Tellabs Inc., a Naperville, Ill.-based developer of telecommunications networking products, reported a 44.7 percent decrease in second-quarter net income, in line with expectations, due to diminishing product revenues. 

Despite the plunge in earnings, talk of Nokia Siemens Network’s interest in acquiring Tellabs for $7 billion, or $16 to $17 per share, helped to buoy the company’s stock.

“From a strategic perspective, we believe an acquisition of Tellabs by NSN makes a lot of sense,” said John Slack, an analyst at Morningstar Inc. in Chicago. “As a niche vendor, Tellabs has a harder time competing head to head against newly merged industry behemoths.”

However, Simon Leopold of New York’s Morgan Keegan & Co. Inc. says the acquisition is unlikely to take place.

“I think Tellabs would offer good exposure to the North American market,” he said. “It’s about a $1.5-billion opportunity to have [that] exposure. However, I think Nokia Siemens desires more growth in portfolio products and would essentially be buying customer relationships from Tellabs, [which] has an outstanding relationship with Verizon.”

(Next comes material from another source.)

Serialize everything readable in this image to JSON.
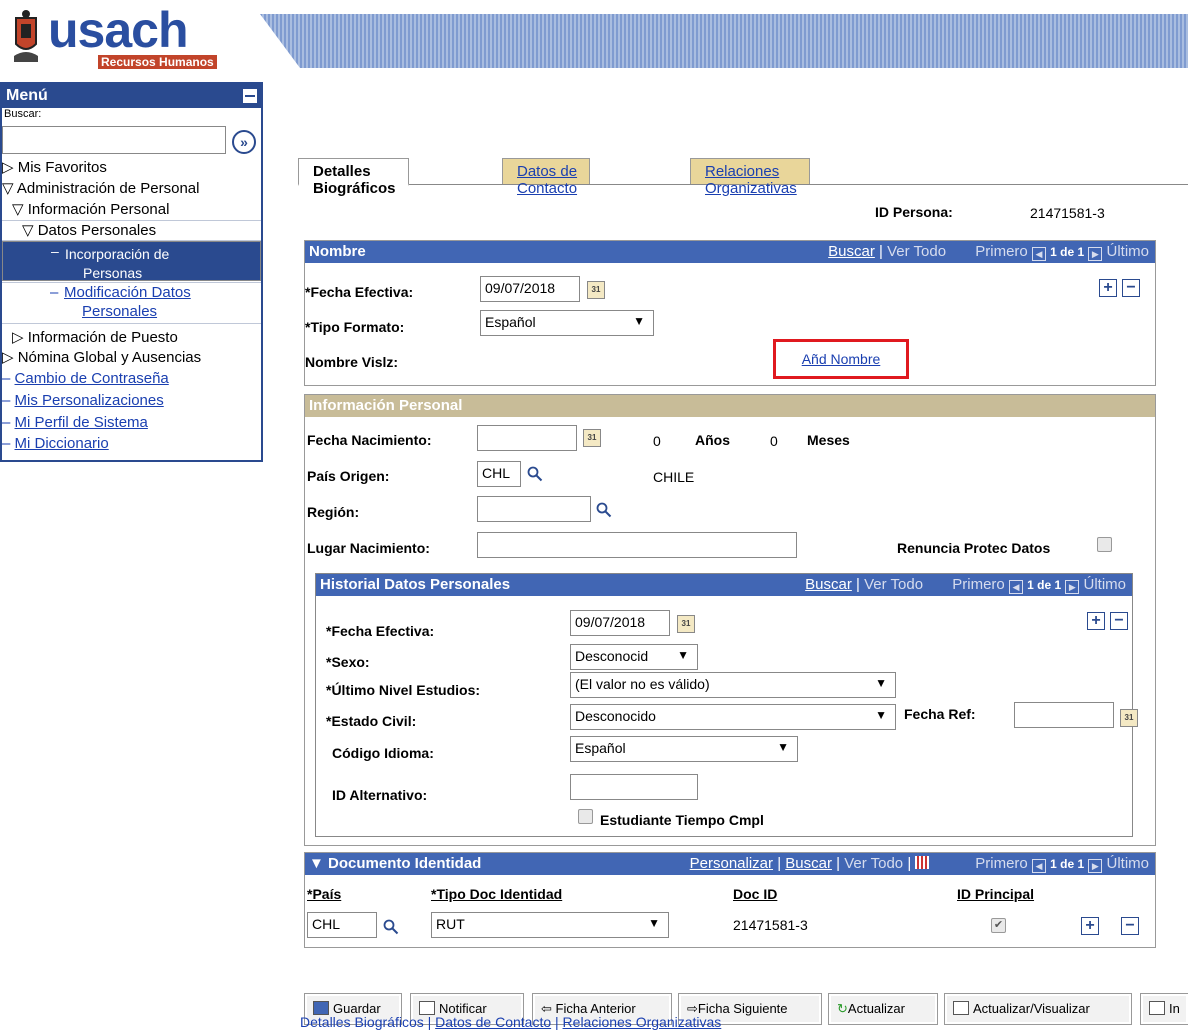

Both Leopold and Slack questioned the rumored acquisition price, which would be more than 50 times 2007 earnings and about three times sales.

Net income for the quarter ended June 29 fell to $29.6 million, or 7 cents per diluted share, from $53.5 million, or 12 cents per diluted share, a year ago. The results were slightly better than the average 6 cents per share that analysts on Yahoo Finance had forecast.

Revenues fell 2.7 percent in the quarter to $534.5 million compared with $549.3 million in the year-ago period, as product revenue, which accounts for most of the company’s sales, fell 6.3 percent.

Tellabs attributed the drop in overall product revenue to reduced business with a major customer and weaker sales in copper-based access platforms. Revenue from the launch of a new product in the company’s transport segment helped to offset the negative effects of these factors.

Analysts were not surprised at the significant decline in Tellabs’ second-quarter performance due to increasingly intense competition in the telecommunications industry.

“For several years now, we have been arguing that there are simply too many telecom equipment vendors chasing the handful of major network builds,” Slack said. “Aggressive pricing action by competing vendors has placed constant downward pressure on profit margins.”

In the past few years, companies like Tellabs have experienced increasing revenue concentration as telecom carriers have merged. With its sales depending on a small number of large customers, Tellabs faces great risk if any of its clients reduces product demand, Slack said.

The company said it expects third-quarter revenues of about $500 million. Analysts surveyed on Yahoo Finance are more optimistic, with an average estimate of $505.8 million in revenues.

For the first six months of the year, Tellabs’s earnings plummeted nearly 50 percent to $55.1 million, or 12 cents per diluted share, from $105.9 million, or 23 cents per diluted share, a year ago. Sales fell 7.3 percent to $986.5 million from $1.1 billion in the first two quarters of 2006.

Shares of company were up 33 cents, or 2.7 percent, to $12.53 at the close of trading Tuesday.